A recent opinion piece in the New York Times on new etiquette norms in the digital age caused a minor stir when the writer asserted that simple "thank you" messages are often rude because they waste the recipient's time. The writer's point was that there generally is no need to acknowledge receipt of information sent via email or other electronic channels—and doing so only contributes to the deluge of messages that many professionals are forced to wade through every day.
Wasting people's time by sending unnecessary messages is indeed thoughtless; we don't dispute that.

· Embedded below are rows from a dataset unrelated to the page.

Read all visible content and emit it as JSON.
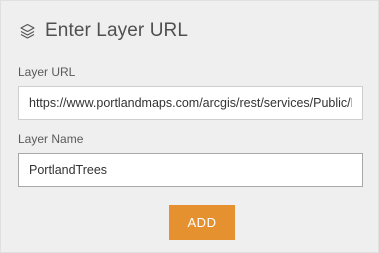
{
  "dialog": {
    "title": "Enter Layer URL",
    "icon": "layers-icon"
  },
  "layer_url": {
    "label": "Layer URL",
    "value": "https://www.portlandmaps.com/arcgis/rest/services/Public/Parks_Tree_Inventory/MapServer"
  },
  "layer_name": {
    "label": "Layer Name",
    "value": "PortlandTrees"
  },
  "actions": {
    "add_label": "ADD",
    "add_color": "#e6912f"
  }
}
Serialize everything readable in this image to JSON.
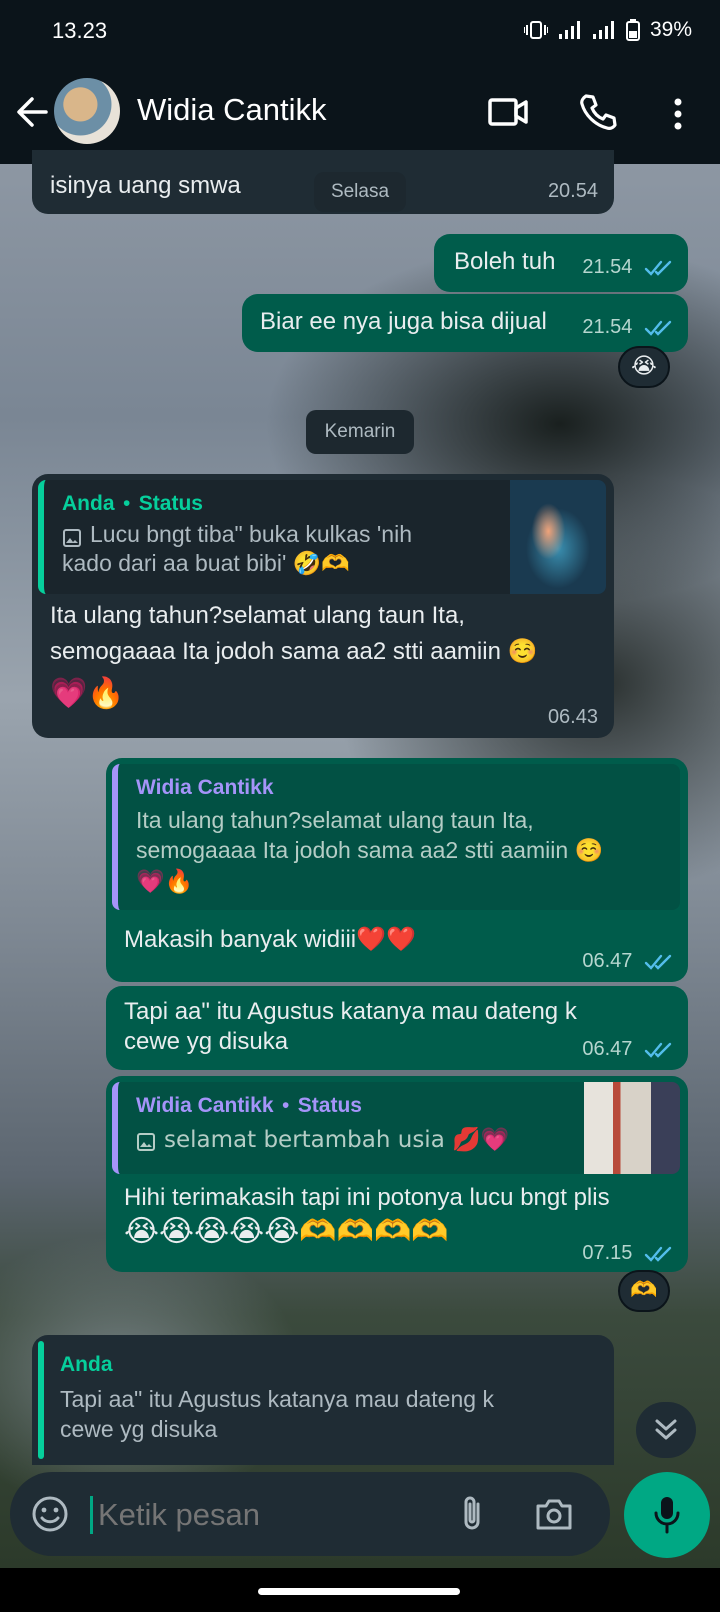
{
  "status": {
    "time": "13.23",
    "battery": "39%"
  },
  "header": {
    "contact_name": "Widia Cantikk"
  },
  "colors": {
    "accent": "#00a884",
    "outgoing": "#005c4b",
    "incoming": "#1f2c34",
    "tick_blue": "#53bdeb"
  },
  "messages": {
    "m0": {
      "text": "isinya uang smwa",
      "time": "20.54"
    },
    "date_pill_top": "Selasa",
    "m1": {
      "text": "Boleh tuh",
      "time": "21.54"
    },
    "m2": {
      "text": "Biar ee nya juga bisa dijual",
      "time": "21.54",
      "reaction": "😭"
    },
    "date_pill": "Kemarin",
    "m3": {
      "quote_author": "Anda",
      "quote_sep": "•",
      "quote_source": "Status",
      "quote_text": "Lucu bngt tiba\" buka kulkas 'nih kado dari aa buat bibi' 🤣🫶",
      "text_line1": "Ita ulang tahun?selamat ulang taun Ita,",
      "text_line2": "semogaaaa Ita jodoh sama aa2 stti aamiin ☺️",
      "text_line3": "💗🔥",
      "time": "06.43"
    },
    "m4": {
      "quote_author": "Widia Cantikk",
      "quote_line1": "Ita ulang tahun?selamat ulang taun Ita,",
      "quote_line2": "semogaaaa Ita jodoh sama aa2 stti aamiin ☺️",
      "quote_line3": "💗🔥",
      "text": "Makasih banyak widiii❤️❤️",
      "time": "06.47"
    },
    "m5": {
      "text_line1": "Tapi aa\" itu Agustus katanya mau dateng k",
      "text_line2": "cewe yg disuka",
      "time": "06.47"
    },
    "m6": {
      "quote_author": "Widia Cantikk",
      "quote_sep": "•",
      "quote_source": "Status",
      "quote_text": "selamat bertambah usia 💋💗",
      "text_line1": "Hihi terimakasih tapi ini potonya lucu bngt plis",
      "text_line2": "😭😭😭😭😭🫶🫶🫶🫶",
      "time": "07.15",
      "reaction": "🫶"
    }
  },
  "reply": {
    "author": "Anda",
    "line1": "Tapi aa\" itu Agustus katanya mau dateng k",
    "line2": "cewe yg disuka"
  },
  "composer": {
    "placeholder": "Ketik pesan"
  },
  "icons": [
    "back-arrow-icon",
    "video-call-icon",
    "phone-icon",
    "more-vert-icon",
    "emoji-icon",
    "attach-icon",
    "camera-icon",
    "mic-icon",
    "chevron-double-down-icon",
    "image-icon",
    "double-check-icon"
  ]
}
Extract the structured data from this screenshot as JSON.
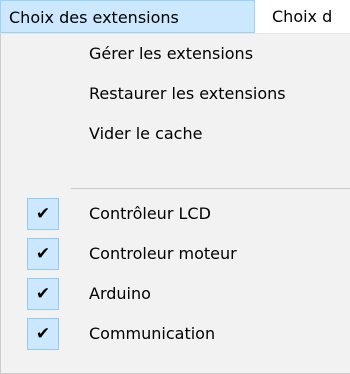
{
  "menubar": {
    "items": [
      {
        "label": "Choix des extensions"
      },
      {
        "label": "Choix d"
      }
    ]
  },
  "menu": {
    "actions": [
      {
        "label": "Gérer les extensions"
      },
      {
        "label": "Restaurer les extensions"
      },
      {
        "label": "Vider le cache"
      }
    ],
    "extensions": [
      {
        "label": "Contrôleur LCD",
        "checked": true
      },
      {
        "label": "Controleur moteur",
        "checked": true
      },
      {
        "label": "Arduino",
        "checked": true
      },
      {
        "label": "Communication",
        "checked": true
      }
    ],
    "check_glyph": "✔"
  },
  "colors": {
    "menubar_highlight": "#cce8ff",
    "menubar_highlight_border": "#99d1ff",
    "menu_background": "#f2f2f2",
    "check_box_background": "#cce8ff",
    "check_box_border": "#90c8f6"
  }
}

However, a blanket condemnation of thank you messages betrays a misunderstanding of communication etiquette and communication in general.
First, thank you messages often serve as confirmation that information has been received, and this feedback is particularly important when the sender assumes that some follow-on action will be taken after the message is received. Between overstuffed in-boxes and overaggressive spam filters, email messages don't always reach intended recipients, and knowing information was delivered successfully removes one element of uncertainty from the process.
Second, relationship maintenance is often as important as information transfer, and even in this new age it seems safe to say that many people still appreciate being thanked for their efforts, no matter how minor. Moreover, not saying thank you would be awkward for many people as well. In other words, saying thanks can be emotionally significant for senders as well as receivers.
What do your students think? Do they tend to say thank you when they receive messages from you or each other? Do you expect them to say thanks?